You are viewing a plain text version of this content. The canonical link for it is here.
Posted to commits@airflow.apache.org by ep...@apache.org on 2023/01/11 21:25:58 UTC

[airflow] 17/27: Guard not-yet-expanded ti in trigger rule dep (#28592)

This is an automated email from the ASF dual-hosted git repository.

ephraimanierobi pushed a commit to branch v2-5-test
in repository https://gitbox.apache.org/repos/asf/airflow.git

commit e7e10c16727c1282eed588561e2eebc7de404371
Author: Tzu-ping Chung <ur...@gmail.com>
AuthorDate: Wed Dec 28 23:47:11 2022 +0800

    Guard not-yet-expanded ti in trigger rule dep (#28592)
    
    Previously, if a mapped task is not yet expanded when the trigger rule
    dep is evaluated, it would raise an exception and fail the scheduler.
    This adds an additional try-except to guard against this.
    
    The problematic scenario is when a mapped task depends on another mapped
    task, and its trigger rule is evaluated before that other mapped task is
    expanded (e.g. the other task also has a task-mapping dependency that is
    not yet finished). Since we can be certain the upstream task has not yet
    satisfy the expansion dep, we can simply declare the task we're checking
    as unsatisfied.
    
    (cherry picked from commit d4dbb0077aec33e5b3b4793bf9e2902e6cbdaa7f)
---
 airflow/ti_deps/deps/trigger_rule_dep.py    |  8 +++++++-
 tests/ti_deps/deps/test_trigger_rule_dep.py | 30 +++++++++++++++++++++++++++++
 2 files changed, 37 insertions(+), 1 deletion(-)

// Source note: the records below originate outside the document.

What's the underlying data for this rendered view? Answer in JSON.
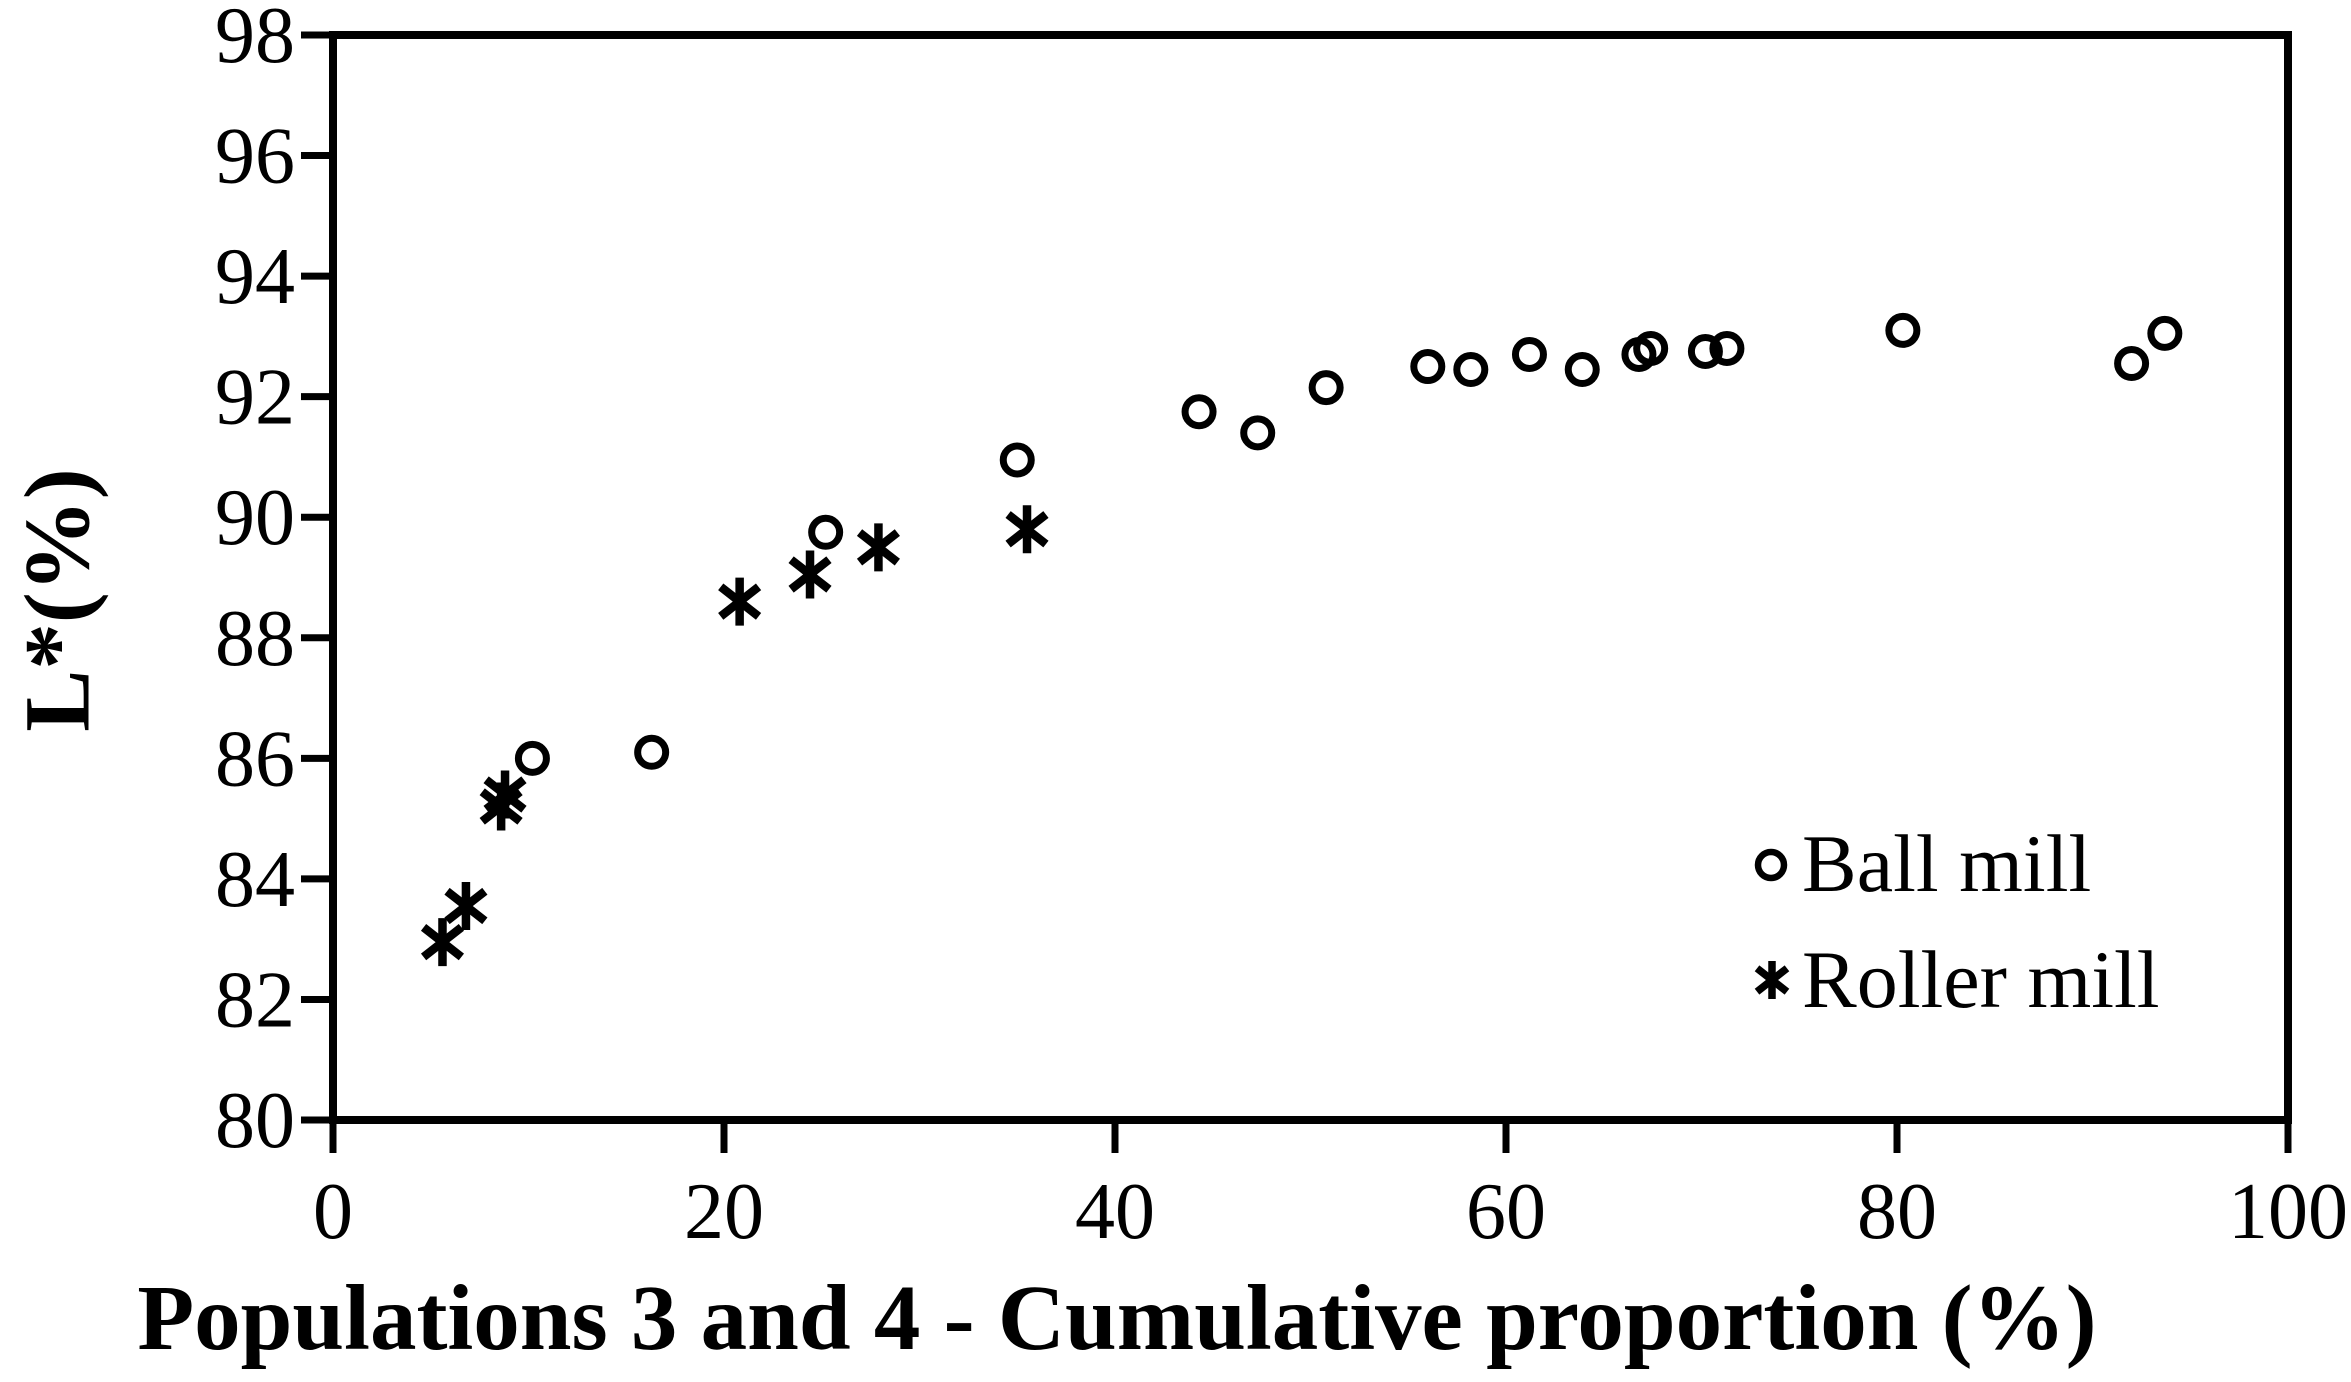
{
  "chart_data": {
    "type": "scatter",
    "title": "",
    "xlabel": "Populations 3 and 4 - Cumulative proportion (%)",
    "ylabel": "L*(%)",
    "xlim": [
      0,
      100
    ],
    "ylim": [
      80,
      98
    ],
    "x_ticks": [
      0,
      20,
      40,
      60,
      80,
      100
    ],
    "y_ticks": [
      80,
      82,
      84,
      86,
      88,
      90,
      92,
      94,
      96,
      98
    ],
    "grid": false,
    "legend_position": "inside-right",
    "series": [
      {
        "name": "Ball mill",
        "marker": "circle",
        "points": [
          [
            10.2,
            86.0
          ],
          [
            16.3,
            86.1
          ],
          [
            25.2,
            89.75
          ],
          [
            35.0,
            90.95
          ],
          [
            44.3,
            91.75
          ],
          [
            47.3,
            91.4
          ],
          [
            50.8,
            92.15
          ],
          [
            56.0,
            92.5
          ],
          [
            58.2,
            92.45
          ],
          [
            61.2,
            92.7
          ],
          [
            63.9,
            92.45
          ],
          [
            66.8,
            92.7
          ],
          [
            67.4,
            92.8
          ],
          [
            70.2,
            92.75
          ],
          [
            71.3,
            92.8
          ],
          [
            80.3,
            93.1
          ],
          [
            92.0,
            92.55
          ],
          [
            93.7,
            93.05
          ]
        ]
      },
      {
        "name": "Roller mill",
        "marker": "asterisk",
        "points": [
          [
            5.6,
            82.95
          ],
          [
            6.8,
            83.55
          ],
          [
            8.6,
            85.2
          ],
          [
            8.8,
            85.4
          ],
          [
            20.8,
            88.6
          ],
          [
            24.4,
            89.05
          ],
          [
            27.9,
            89.5
          ],
          [
            35.5,
            89.8
          ]
        ]
      }
    ],
    "colors": {
      "foreground": "#000000",
      "background": "#ffffff"
    }
  }
}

diff --git a/airflow/ti_deps/deps/trigger_rule_dep.py b/airflow/ti_deps/deps/trigger_rule_dep.py
index d932a6dd21..7d78b591af 100644
--- a/airflow/ti_deps/deps/trigger_rule_dep.py
+++ b/airflow/ti_deps/deps/trigger_rule_dep.py
@@ -105,6 +105,8 @@ class TriggerRuleDep(BaseTIDep):
         :param dep_context: The current dependency context.
         :param session: Database session.
         """
+        from airflow.models.abstractoperator import NotMapped
+        from airflow.models.expandinput import NotFullyPopulated
         from airflow.models.operator import needs_expansion
         from airflow.models.taskinstance import TaskInstance
 
@@ -129,9 +131,13 @@ class TriggerRuleDep(BaseTIDep):
             and at most once for each task (instead of once for each expanded
             task instance of the same task).
             """
+            try:
+                expanded_ti_count = _get_expanded_ti_count()
+            except (NotFullyPopulated, NotMapped):
+                return None
             return ti.get_relevant_upstream_map_indexes(
                 upstream_tasks[upstream_id],
-                _get_expanded_ti_count(),
+                expanded_ti_count,
                 session=session,
             )
 
diff --git a/tests/ti_deps/deps/test_trigger_rule_dep.py b/tests/ti_deps/deps/test_trigger_rule_dep.py
index 509909d974..42c979c93a 100644
--- a/tests/ti_deps/deps/test_trigger_rule_dep.py
+++ b/tests/ti_deps/deps/test_trigger_rule_dep.py
@@ -22,6 +22,7 @@ from typing import Iterator
 
 import pytest
 
+from airflow.decorators import task, task_group
 from airflow.models.baseoperator import BaseOperator
 from airflow.models.dagrun import DagRun
 from airflow.models.taskinstance import TaskInstance
@@ -947,3 +948,32 @@ def test_upstream_in_mapped_group_triggers_only_relevant(dag_maker, session):
     tis["tg.t2", 1].run()
     tis = _one_scheduling_decision_iteration()
     assert sorted(tis) == [("t3", -1)]
+
+
+def test_mapped_task_check_before_expand(dag_maker, session):
+    with dag_maker(session=session):
+
+        @task
+        def t(x):
+            return x
+
+        @task_group
+        def tg(a):
+            b = t.override(task_id="t2")(a)
+            c = t.override(task_id="t3")(b)
+            return c
+
+        tg.expand(a=t([1, 2, 3]))
+
+    dr: DagRun = dag_maker.create_dagrun()
+    result_iterator = TriggerRuleDep()._evaluate_trigger_rule(
+        # t3 depends on t2, which depends on t1 for expansion. Since t1 has not
+        # yet run, t2 has not expanded yet, and we need to guarantee this lack
+        # of expansion does not fail the dependency-checking logic.
+        ti=next(ti for ti in dr.task_instances if ti.task_id == "tg.t3" and ti.map_index == -1),
+        dep_context=DepContext(),
+        session=session,
+    )
+    results = list(result_iterator)
+    assert len(results) == 1
+    assert results[0].passed is False